There’s a whole genre of submarine films that have come and gone over the years that include notable entries: John McTiernan’s The Hunt for Red October and Kathryn Bigelow’s K19: The Widow Maker and probably the two of the better titles. But Das Boot stands alone at the top. So what should be made of a new version of the story coming from Sky Deutschland?
The first thing to say is that this is more of a sequel than a remake. We follow the crew of a different boat, U-612, although it too is based in La Rochelle on the French Atlantic coast. U-612 is fresh from the factory and Captain Hoffman is given his first command with the boat. It’s late 1942, and things aren’t going so well, with more U-boats being lost at sea. In fact, by this point in the war, crypt-analysts at Bletchley Park were fairly reliably breaking the Enigma code that was being used by the German navy.
To expand out the series a little, this new version of Das Boot has two simultaneous storylines.

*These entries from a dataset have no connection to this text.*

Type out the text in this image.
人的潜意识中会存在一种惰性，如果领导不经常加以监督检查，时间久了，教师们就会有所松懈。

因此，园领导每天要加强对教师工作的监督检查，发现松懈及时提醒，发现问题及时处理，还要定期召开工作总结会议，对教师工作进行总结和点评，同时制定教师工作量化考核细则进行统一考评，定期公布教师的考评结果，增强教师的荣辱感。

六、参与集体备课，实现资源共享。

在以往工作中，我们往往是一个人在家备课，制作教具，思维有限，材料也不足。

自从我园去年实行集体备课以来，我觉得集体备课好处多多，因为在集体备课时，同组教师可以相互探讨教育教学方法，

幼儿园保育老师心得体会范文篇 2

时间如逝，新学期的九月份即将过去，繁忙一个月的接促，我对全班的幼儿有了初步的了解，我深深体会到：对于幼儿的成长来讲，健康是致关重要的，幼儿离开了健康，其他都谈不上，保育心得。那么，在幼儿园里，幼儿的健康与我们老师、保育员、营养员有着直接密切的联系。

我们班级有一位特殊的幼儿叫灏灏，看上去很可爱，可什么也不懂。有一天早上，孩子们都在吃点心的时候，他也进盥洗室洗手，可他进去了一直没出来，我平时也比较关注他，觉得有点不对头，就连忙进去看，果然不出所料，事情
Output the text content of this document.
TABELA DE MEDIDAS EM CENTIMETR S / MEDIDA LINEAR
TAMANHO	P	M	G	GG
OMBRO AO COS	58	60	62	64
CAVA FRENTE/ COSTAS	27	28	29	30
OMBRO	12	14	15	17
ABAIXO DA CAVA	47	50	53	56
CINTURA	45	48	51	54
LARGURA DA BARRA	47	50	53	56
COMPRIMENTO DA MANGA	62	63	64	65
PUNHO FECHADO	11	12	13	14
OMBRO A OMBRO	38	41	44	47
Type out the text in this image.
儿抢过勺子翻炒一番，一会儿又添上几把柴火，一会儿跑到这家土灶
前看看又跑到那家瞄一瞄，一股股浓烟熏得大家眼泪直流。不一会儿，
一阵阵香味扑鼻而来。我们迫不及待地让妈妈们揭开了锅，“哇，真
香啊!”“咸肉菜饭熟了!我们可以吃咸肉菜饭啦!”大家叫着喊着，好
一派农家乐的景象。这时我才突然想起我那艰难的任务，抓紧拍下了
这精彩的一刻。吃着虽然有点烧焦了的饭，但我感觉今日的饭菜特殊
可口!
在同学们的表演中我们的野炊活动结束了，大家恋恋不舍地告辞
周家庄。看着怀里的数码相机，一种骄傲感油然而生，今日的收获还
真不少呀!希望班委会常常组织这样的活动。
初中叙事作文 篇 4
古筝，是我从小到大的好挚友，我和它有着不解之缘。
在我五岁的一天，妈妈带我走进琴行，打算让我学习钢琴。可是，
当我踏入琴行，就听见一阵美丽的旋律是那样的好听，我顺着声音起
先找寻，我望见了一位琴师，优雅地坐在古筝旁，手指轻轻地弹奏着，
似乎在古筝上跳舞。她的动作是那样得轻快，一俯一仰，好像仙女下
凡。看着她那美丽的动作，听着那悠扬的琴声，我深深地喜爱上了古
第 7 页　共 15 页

The U-boat itself is fairly quickly diverted into carrying out a secret mission – not something that everyone aboard appreciates doing. Meanwhile on land, there is a story based around a cell of communist resistance fighters trying to disrupt the German war effort.
The key link between the two stories is provided by Simone Strasser (Vicky Krieps), who has just arrived in La Rochelle as a translator for at first the German navy and later the Gestapo, and her brother Frank (Leonard Schleicher) who has at the last minute been brought aboard U-612 as the radio operator.
Frank has become a father with a local barmaid who happens to be Jewish, and has started providing information to the resistance led by Carla (Lizzy Caplan), a former fighter from the Spanish Civil War.
This is a production that has had millions spent on it. It’s hard to tell where physical life-size U-boat replicas stop and CGI effects begin – I note that they shot in Malta which has the world’s largest water tanks for filming any productions of a nautical theme. The real La Rochelle U-boat base is used, as it was in the 1981 feature, and a variety of French towns and villages provide a great sense of wartime atmosphere.
There is a single director across the entire series – Andreas Prochaska – something that doesn’t always happen with TV series. But it means that you end up with a very consistent tone across the whole piece.
And the music is superb, with Klaus Doldinger’s original memorable theme being reused to great effect by Matthias Weber who has scored this TV series.
There are similarities with the 1981 film – both versions beginning with the U-boat crews spending a final night in the local brothel before they embark on what might become a months long voyage. And the cramped quarters and differences between the officers and men are the same as you always get. But then to do anything else would be unrealistic.
Sky Deutschland really is on a roll at the moment, with first Babylon Berlin and now this. The good news is that both series are returning, and I personally can’t wait!